Coutts told no one what had happened until late last year and said his silence was designed to protect his pregnant partner from a possible miscarriage.
The prosecution said he was lying and by murdering Miss Longhurst and storing her body he was satisfying a long-standing sexual fantasy.
He did not dial 999 or call for help when Miss Longhurst died because part of that fantasy involved keeping the body.
Coutts had spent years downloading thousands of images of strangulation sex, rape and dead women and was viewing the web sites on the eve of Miss Longhurst's death, the court was told.
Judge Brown yesterday told the jury to look hard at the evidence and not to let emotions interfere.

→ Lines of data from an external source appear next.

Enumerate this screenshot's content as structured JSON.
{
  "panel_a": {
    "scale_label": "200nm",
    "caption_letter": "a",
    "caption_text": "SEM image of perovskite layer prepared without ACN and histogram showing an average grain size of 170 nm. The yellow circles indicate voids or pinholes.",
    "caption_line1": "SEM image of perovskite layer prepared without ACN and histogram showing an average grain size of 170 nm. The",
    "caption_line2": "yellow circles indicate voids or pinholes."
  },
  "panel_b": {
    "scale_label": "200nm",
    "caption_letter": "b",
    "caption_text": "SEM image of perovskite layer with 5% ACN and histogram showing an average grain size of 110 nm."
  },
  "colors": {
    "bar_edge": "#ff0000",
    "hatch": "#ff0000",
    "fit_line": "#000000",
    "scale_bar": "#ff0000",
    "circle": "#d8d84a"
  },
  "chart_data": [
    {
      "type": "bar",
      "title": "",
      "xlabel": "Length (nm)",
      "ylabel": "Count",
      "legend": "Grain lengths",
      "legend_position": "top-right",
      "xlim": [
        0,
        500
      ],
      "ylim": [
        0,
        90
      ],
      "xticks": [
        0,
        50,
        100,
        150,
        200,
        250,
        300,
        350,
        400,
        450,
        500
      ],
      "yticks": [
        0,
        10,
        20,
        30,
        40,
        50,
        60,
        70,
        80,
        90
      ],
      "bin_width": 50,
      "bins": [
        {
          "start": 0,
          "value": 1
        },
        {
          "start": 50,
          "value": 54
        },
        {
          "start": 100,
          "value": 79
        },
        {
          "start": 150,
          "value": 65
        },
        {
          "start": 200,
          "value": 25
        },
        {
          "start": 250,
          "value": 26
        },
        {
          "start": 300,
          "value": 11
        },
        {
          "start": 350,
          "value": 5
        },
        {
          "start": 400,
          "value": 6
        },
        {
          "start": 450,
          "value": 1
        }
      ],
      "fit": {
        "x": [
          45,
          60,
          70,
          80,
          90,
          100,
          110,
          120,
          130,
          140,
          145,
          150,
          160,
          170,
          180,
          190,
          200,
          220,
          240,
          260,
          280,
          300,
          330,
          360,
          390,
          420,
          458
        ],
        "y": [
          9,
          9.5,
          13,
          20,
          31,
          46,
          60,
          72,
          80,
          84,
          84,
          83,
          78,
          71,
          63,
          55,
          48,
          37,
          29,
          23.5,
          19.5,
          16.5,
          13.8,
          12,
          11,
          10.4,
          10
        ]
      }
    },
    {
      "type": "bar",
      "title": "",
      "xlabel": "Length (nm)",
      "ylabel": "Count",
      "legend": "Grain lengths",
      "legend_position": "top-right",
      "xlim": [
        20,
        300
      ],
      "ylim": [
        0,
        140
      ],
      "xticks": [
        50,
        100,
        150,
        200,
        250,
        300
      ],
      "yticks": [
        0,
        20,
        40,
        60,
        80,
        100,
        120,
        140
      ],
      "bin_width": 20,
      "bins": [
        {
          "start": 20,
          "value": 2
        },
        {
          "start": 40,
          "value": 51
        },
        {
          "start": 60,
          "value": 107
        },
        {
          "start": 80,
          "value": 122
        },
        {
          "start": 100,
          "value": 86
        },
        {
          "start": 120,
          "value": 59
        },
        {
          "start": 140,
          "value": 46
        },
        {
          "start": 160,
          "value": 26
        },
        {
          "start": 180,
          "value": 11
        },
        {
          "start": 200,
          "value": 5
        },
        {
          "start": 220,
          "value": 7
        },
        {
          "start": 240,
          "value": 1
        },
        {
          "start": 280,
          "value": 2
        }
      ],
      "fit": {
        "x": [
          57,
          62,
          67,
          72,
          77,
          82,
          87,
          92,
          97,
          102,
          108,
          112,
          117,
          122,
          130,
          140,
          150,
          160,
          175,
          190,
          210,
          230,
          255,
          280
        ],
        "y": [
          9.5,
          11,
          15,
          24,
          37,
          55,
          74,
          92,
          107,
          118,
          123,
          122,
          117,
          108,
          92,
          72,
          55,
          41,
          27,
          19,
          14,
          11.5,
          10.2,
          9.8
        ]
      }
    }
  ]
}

He said violent sex web sites were not illegal but the jury might think it an affront to common sense if they were to ignore the fact Coutts was viewing the sites just 24 hours before Miss Longhurst's death.
And the judge reminded them that Coutts also visited the web sites at a time he was hiding Miss Longhurst's body.
Judge Brown said if Miss Longhurst's death had or may have been an accident then he was not guilty: "But if, having considered all the evidence in the case, you are sure it was not, that he did intend to kill her or cause her bodily harm, then he is guilty.
"You have to decide what happened on the day of Jane's death and the state of mind of the defendant."
It was not the job of the defence to prove anything but it was for the Crown to prove their case, he said. "And you have to be satisfied so you are sure."
Judge Brown said it was for the jury to decide whether Coutts intended to kill or cause serious harm.
"You may be asking how do you decide what someone intended to do. You can't open up someone's mind and look inside."
He asked the jury to consider what Coutts did or didn't do, what he may have said, and his actions before, at the time and after the killing: "All of this will shed light for you."
The judge reminded them of evidence from teacher Ruth Davis who told of a whispered conversation with Miss Longhurst in a crowded staff room in 1996.
Ms Davis said she had been left with the impression Miss Longhurst had indulged in asphyxia sex with her then boyfriend. Miss Longhurst had been 'amused and bemused' by the experience.
Judge Brown asked the jury whether Coutts had invented and tailored his defence only after learning of the prosecution's case, or was it to protect his unborn twins.
He said Coutts' had no previous convictions and was of good character, facts that were not a defence but did support his credibility: "It may mean it was less likely he committed the crime."
He urged the jury to take a 'cold, hard, calculated' look at the evidence and not be deflected by emotions.
"You make your decision on the evidence," he added.